The complexity of Angela Su’s work was testimony to the artist’s in-depth knowledge in human anatomy.  But everything else led to an elevated conceptual level.  In sociological context, BwO referred to a society without organization, a system without system.  Su’s imaginary act of torture found echoes in Octave Mirbeau’s novel “Torture Garden” where punishment through physical suffering was examined.  But perhaps what was most relevant to Su’s newest collections came from comparison with eastern philosophy, particular in Buddhism - the idea of desire was the root of suffering.  By covering the eyes, ears and mouth, one was removed from worldly desires and argument.  Through self torturing, the Buddhist monk starved himself in order to liberate the body to achieve nirvana.  It was arguably one of the earliest concepts of masochistic revelation.  The implications here were wide.  

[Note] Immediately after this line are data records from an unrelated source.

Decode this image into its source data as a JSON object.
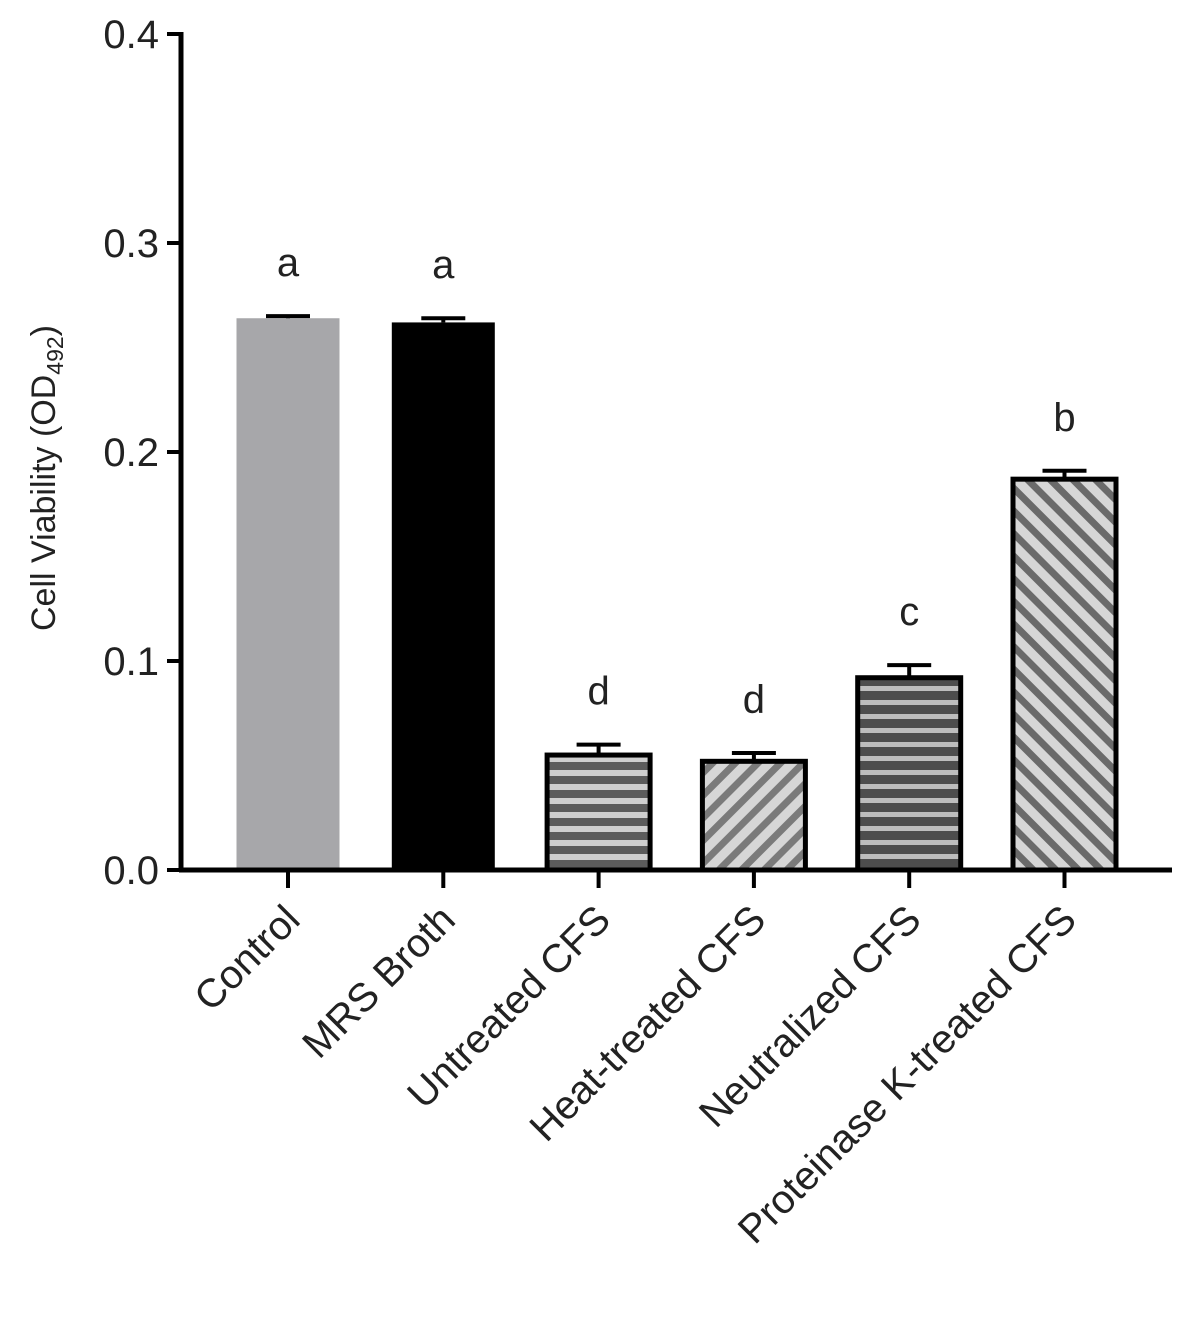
{
  "chart_data": {
    "type": "bar",
    "title": "",
    "xlabel": "",
    "ylabel": {
      "main": "Cell Viability (OD",
      "subscript": "492",
      "close": ")"
    },
    "ylim": [
      0,
      0.4
    ],
    "yticks": [
      "0.0",
      "0.1",
      "0.2",
      "0.3",
      "0.4"
    ],
    "grid": false,
    "categories": [
      "Control",
      "MRS Broth",
      "Untreated CFS",
      "Heat-treated CFS",
      "Neutralized CFS",
      "Proteinase K-treated CFS"
    ],
    "values": [
      0.264,
      0.262,
      0.055,
      0.052,
      0.092,
      0.187
    ],
    "errors": [
      0.001,
      0.002,
      0.005,
      0.004,
      0.006,
      0.004
    ],
    "significance_letters": [
      "a",
      "a",
      "d",
      "d",
      "c",
      "b"
    ],
    "bar_styles": [
      {
        "fill": "solid",
        "color": "#a7a7aa"
      },
      {
        "fill": "solid",
        "color": "#000000"
      },
      {
        "fill": "horizontal-stripes",
        "color": "#6e6e6e"
      },
      {
        "fill": "diagonal-stripes-down",
        "color": "#a3a3a3"
      },
      {
        "fill": "horizontal-stripes",
        "color": "#5e5e5e"
      },
      {
        "fill": "diagonal-stripes-up",
        "color": "#a3a3a3"
      }
    ]
  }
}
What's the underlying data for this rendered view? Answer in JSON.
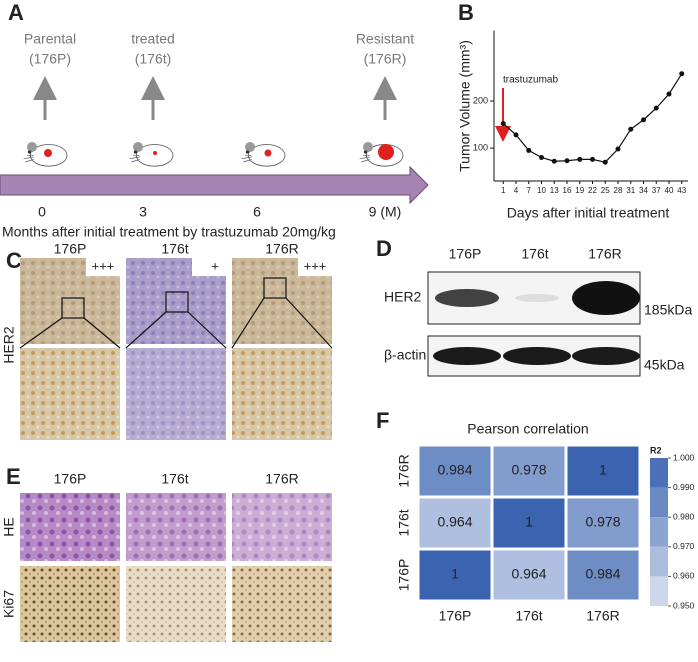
{
  "panels": {
    "A": {
      "label": "A",
      "stages": [
        {
          "name": "Parental",
          "code": "(176P)"
        },
        {
          "name": "treated",
          "code": "(176t)"
        },
        {
          "name": "Resistant",
          "code": "(176R)"
        }
      ],
      "timeline_ticks": [
        "0",
        "3",
        "6",
        "9 (M)"
      ],
      "caption": "Months after initial treatment by trastuzumab 20mg/kg"
    },
    "B": {
      "label": "B"
    },
    "C": {
      "label": "C",
      "columns": [
        "176P",
        "176t",
        "176R"
      ],
      "scores": [
        "+++",
        "+",
        "+++"
      ],
      "row_label": "HER2"
    },
    "D": {
      "label": "D",
      "columns": [
        "176P",
        "176t",
        "176R"
      ],
      "rows": [
        {
          "name": "HER2",
          "size": "185kDa"
        },
        {
          "name": "β-actin",
          "size": "45kDa"
        }
      ]
    },
    "E": {
      "label": "E",
      "columns": [
        "176P",
        "176t",
        "176R"
      ],
      "rows": [
        "HE",
        "Ki67"
      ]
    },
    "F": {
      "label": "F"
    }
  },
  "chart_data": [
    {
      "type": "line",
      "x": [
        1,
        4,
        7,
        10,
        13,
        16,
        19,
        22,
        25,
        28,
        31,
        34,
        37,
        40,
        43
      ],
      "values": [
        152,
        128,
        95,
        80,
        72,
        73,
        76,
        76,
        70,
        98,
        140,
        160,
        185,
        215,
        258
      ],
      "color": "#111111",
      "xlim": [
        0,
        44
      ],
      "xticks": [
        1,
        4,
        7,
        10,
        13,
        16,
        19,
        22,
        25,
        28,
        31,
        34,
        37,
        40,
        43
      ],
      "ylim": [
        30,
        350
      ],
      "yticks": [
        100,
        200
      ],
      "y_label": "Tumor Volume (mm³)",
      "x_label": "Days after initial treatment",
      "annotation": "trastuzumab"
    },
    {
      "type": "heatmap",
      "title": "Pearson correlation",
      "x_categories": [
        "176P",
        "176t",
        "176R"
      ],
      "y_categories": [
        "176R",
        "176t",
        "176P"
      ],
      "values": [
        [
          0.984,
          0.978,
          1
        ],
        [
          0.964,
          1,
          0.978
        ],
        [
          1,
          0.964,
          0.984
        ]
      ],
      "clim": [
        0.95,
        1
      ],
      "cticks": [
        {
          "value": 1,
          "label": "1.000"
        },
        {
          "value": 0.99,
          "label": "0.990"
        },
        {
          "value": 0.98,
          "label": "0.980"
        },
        {
          "value": 0.97,
          "label": "0.970"
        },
        {
          "value": 0.96,
          "label": "0.960"
        },
        {
          "value": 0.95,
          "label": "0.950"
        }
      ],
      "colorbar_title": "R2",
      "low_color": "#dde3f1",
      "high_color": "#3a64b0"
    }
  ]
}
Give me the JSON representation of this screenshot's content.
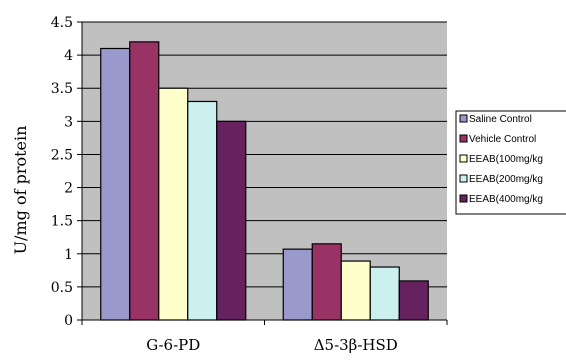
{
  "chart_data": {
    "type": "bar",
    "title": "",
    "xlabel": "",
    "ylabel": "U/mg of protein",
    "ylim": [
      0,
      4.5
    ],
    "yticks": [
      "0",
      "0.5",
      "1",
      "1.5",
      "2",
      "2.5",
      "3",
      "3.5",
      "4",
      "4.5"
    ],
    "grid": true,
    "legend_position": "right",
    "categories": [
      "G-6-PD",
      "Δ5-3β-HSD"
    ],
    "series": [
      {
        "name": "Saline Control",
        "values": [
          4.1,
          1.07
        ],
        "color": "#9999cc"
      },
      {
        "name": "Vehicle Control",
        "values": [
          4.2,
          1.15
        ],
        "color": "#993366"
      },
      {
        "name": "EEAB(100mg/kg",
        "values": [
          3.5,
          0.89
        ],
        "color": "#ffffcc"
      },
      {
        "name": "EEAB(200mg/kg",
        "values": [
          3.3,
          0.8
        ],
        "color": "#ccf0f0"
      },
      {
        "name": "EEAB(400mg/kg",
        "values": [
          3.0,
          0.59
        ],
        "color": "#66225e"
      }
    ],
    "plot_background": "#c0c0c0"
  }
}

Angela Su’s art always possessed this raw, dark power, an intense visceral energy that was transcending and compelling.  Her images were raw and as emotionally charged as Bacon’s while embodying the subversive nature of Hirst’s.  Their masochistic beauty forced us to rethink our own definition of aesthetic.  While some might consider these images social taboos, they could not avoid the temptation to peep or scrutinize.  Pleasure in pain alongside the beauty in gore or exhilaration in the haunted: that was what was inspiring to me, alongside the sheer bravery of confronting the dark side and the full force of the human psyche.